PIG: RSS All The Things

Thanks! I just offered some thoughts on your proposal, [PIG] Enhancing RSS podcast feeds by using OAuth to access exclusive content - #4 by swaldman

I think you should absolutely supply the metainformation you are supplying in your JSON feed format in RSS, by defining a namespace for it. That’s RSS’ secret sauce. You can just do that. You don’t have to ask anybody, and it’s not a big deal. It doesn’t break anything. Your content shows up in any standard feed reader no matter what, but if you can demonstrate that the extra meta information you provide is useful, some feed readers will begin to pick and choose elements to support in their UI. If users, even some enthusiastic niche of users, love the enhancement, more readers will add more features, and people might even write specialized clients for comics, and voila, you’ve invented the new podcast.

Podcasts are an example of RSS-first applications, de facto.
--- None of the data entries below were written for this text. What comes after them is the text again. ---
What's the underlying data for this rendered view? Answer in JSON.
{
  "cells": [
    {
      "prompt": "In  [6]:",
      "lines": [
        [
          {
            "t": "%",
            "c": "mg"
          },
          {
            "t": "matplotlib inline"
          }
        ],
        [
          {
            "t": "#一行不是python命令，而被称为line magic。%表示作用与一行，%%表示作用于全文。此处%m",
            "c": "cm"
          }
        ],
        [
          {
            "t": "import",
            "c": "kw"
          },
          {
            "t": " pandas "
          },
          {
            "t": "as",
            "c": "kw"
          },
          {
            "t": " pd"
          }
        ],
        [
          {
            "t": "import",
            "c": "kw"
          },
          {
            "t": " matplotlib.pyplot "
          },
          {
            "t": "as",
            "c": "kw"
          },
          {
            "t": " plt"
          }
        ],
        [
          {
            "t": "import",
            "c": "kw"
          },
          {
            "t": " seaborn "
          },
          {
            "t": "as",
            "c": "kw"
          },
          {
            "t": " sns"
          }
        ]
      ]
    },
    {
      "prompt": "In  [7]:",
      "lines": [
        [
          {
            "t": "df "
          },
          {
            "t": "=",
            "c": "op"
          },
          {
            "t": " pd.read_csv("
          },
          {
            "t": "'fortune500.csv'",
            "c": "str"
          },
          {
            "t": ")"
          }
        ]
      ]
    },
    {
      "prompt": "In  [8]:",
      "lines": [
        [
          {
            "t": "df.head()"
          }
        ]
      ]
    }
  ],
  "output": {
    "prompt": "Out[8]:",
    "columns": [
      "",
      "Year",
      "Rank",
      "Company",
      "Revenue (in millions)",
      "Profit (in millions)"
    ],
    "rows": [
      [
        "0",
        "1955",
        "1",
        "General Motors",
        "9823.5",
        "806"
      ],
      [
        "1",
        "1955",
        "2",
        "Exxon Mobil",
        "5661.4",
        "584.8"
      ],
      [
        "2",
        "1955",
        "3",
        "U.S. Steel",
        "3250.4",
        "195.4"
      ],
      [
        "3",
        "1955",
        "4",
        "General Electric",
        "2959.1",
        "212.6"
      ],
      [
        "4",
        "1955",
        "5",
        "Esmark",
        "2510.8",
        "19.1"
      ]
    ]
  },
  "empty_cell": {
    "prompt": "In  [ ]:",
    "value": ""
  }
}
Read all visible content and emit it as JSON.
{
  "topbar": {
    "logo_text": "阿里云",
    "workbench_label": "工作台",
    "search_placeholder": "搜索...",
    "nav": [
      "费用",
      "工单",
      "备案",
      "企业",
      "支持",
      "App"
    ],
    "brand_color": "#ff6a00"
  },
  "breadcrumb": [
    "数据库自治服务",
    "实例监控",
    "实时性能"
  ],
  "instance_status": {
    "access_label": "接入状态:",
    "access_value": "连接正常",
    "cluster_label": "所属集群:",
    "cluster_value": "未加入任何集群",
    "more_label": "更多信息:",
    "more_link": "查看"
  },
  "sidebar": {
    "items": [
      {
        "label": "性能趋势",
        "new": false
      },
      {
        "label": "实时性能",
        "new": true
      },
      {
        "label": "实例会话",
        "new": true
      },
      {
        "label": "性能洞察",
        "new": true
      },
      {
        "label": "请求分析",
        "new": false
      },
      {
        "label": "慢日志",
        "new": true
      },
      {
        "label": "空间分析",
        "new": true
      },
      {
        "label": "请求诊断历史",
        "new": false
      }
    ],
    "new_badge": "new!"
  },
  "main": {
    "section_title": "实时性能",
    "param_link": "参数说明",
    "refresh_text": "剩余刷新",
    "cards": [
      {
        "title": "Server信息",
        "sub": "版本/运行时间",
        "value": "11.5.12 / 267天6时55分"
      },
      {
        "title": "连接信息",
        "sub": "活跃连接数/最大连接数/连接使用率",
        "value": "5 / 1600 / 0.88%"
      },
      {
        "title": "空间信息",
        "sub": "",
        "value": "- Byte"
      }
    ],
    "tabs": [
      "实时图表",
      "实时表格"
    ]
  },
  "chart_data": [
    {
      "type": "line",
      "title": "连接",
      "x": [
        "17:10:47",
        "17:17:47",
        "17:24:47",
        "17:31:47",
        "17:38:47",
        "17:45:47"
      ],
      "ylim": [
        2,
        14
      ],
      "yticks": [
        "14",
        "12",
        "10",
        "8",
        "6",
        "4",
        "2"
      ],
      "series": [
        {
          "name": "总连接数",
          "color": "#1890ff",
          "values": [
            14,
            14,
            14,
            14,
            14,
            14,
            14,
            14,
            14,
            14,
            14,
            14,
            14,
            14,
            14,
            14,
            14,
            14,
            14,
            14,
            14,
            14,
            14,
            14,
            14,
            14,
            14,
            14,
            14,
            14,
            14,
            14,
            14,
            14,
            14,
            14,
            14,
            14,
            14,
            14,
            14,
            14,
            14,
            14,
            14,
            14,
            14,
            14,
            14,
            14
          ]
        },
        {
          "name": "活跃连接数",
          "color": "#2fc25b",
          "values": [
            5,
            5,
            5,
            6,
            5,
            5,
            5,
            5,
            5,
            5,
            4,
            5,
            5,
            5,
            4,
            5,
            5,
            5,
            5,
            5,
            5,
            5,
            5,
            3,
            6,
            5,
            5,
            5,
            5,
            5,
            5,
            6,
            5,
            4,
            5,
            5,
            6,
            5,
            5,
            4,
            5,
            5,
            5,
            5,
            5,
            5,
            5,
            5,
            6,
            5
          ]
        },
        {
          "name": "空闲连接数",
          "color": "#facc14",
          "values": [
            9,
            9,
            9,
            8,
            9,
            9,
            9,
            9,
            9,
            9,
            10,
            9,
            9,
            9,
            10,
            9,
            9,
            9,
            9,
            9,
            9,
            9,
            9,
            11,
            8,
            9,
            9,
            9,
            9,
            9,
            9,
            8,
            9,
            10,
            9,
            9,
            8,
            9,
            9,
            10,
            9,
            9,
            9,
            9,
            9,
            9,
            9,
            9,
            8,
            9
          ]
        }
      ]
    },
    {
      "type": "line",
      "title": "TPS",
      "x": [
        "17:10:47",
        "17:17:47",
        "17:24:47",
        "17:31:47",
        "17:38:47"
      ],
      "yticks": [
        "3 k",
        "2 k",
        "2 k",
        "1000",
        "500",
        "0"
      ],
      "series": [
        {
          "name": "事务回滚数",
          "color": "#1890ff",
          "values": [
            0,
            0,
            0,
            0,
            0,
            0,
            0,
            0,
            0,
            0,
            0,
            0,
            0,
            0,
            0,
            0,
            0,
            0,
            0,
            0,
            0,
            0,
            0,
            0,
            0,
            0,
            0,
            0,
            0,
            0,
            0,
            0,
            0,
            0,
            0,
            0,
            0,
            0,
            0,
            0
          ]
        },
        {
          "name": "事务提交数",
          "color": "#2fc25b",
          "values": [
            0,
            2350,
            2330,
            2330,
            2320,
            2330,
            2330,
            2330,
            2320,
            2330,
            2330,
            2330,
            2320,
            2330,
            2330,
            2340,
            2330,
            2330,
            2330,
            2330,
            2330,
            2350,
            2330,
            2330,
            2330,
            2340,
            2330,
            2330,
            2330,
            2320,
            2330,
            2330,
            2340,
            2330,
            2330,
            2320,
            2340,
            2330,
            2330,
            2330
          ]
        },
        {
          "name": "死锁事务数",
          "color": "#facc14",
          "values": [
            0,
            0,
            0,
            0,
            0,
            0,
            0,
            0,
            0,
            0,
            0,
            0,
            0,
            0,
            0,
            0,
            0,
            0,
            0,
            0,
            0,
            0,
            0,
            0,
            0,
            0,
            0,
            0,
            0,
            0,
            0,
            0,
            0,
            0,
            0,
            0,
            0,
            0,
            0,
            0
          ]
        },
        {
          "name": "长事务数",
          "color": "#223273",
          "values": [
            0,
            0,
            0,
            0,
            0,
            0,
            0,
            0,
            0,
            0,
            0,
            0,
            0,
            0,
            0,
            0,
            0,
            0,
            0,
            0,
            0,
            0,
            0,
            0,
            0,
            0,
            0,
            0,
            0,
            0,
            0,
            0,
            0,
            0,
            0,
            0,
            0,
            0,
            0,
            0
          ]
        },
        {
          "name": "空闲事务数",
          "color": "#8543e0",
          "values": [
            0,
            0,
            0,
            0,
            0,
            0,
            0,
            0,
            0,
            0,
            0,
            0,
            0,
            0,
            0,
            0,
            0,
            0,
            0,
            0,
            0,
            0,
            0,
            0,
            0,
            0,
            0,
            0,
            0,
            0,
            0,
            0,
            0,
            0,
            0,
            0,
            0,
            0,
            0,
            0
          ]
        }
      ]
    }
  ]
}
Initially websites were the applications (even for podcasts), and RSS feeds just announced new updates. But over time and with extra metadata, podcast-specific RSS clients (which we just call Podcast apps) eclipsed podcast websites in beauty and usefulness, and now the website is just a kind of stub or backstop if it exists at all. Whatever the status of the website, since it’s still basically RSS at its core, podcast episodes and show notes and mp3 links are always part of the open web, accessible via any RSS reader.

If you embed rich comic metadata in RSS, and over time users come to prefer specialized feed readers that render them beautifully thanks to that metadata, but the important heart of the content remains accessible as standard RSS in any reader, then you’ll have made comics an RSS-first application. People will publish comics primarily in your extended feed format, rather than as a website that just uses feeds to announce updates so that users come visit the website. The feed item becomes the canonical content.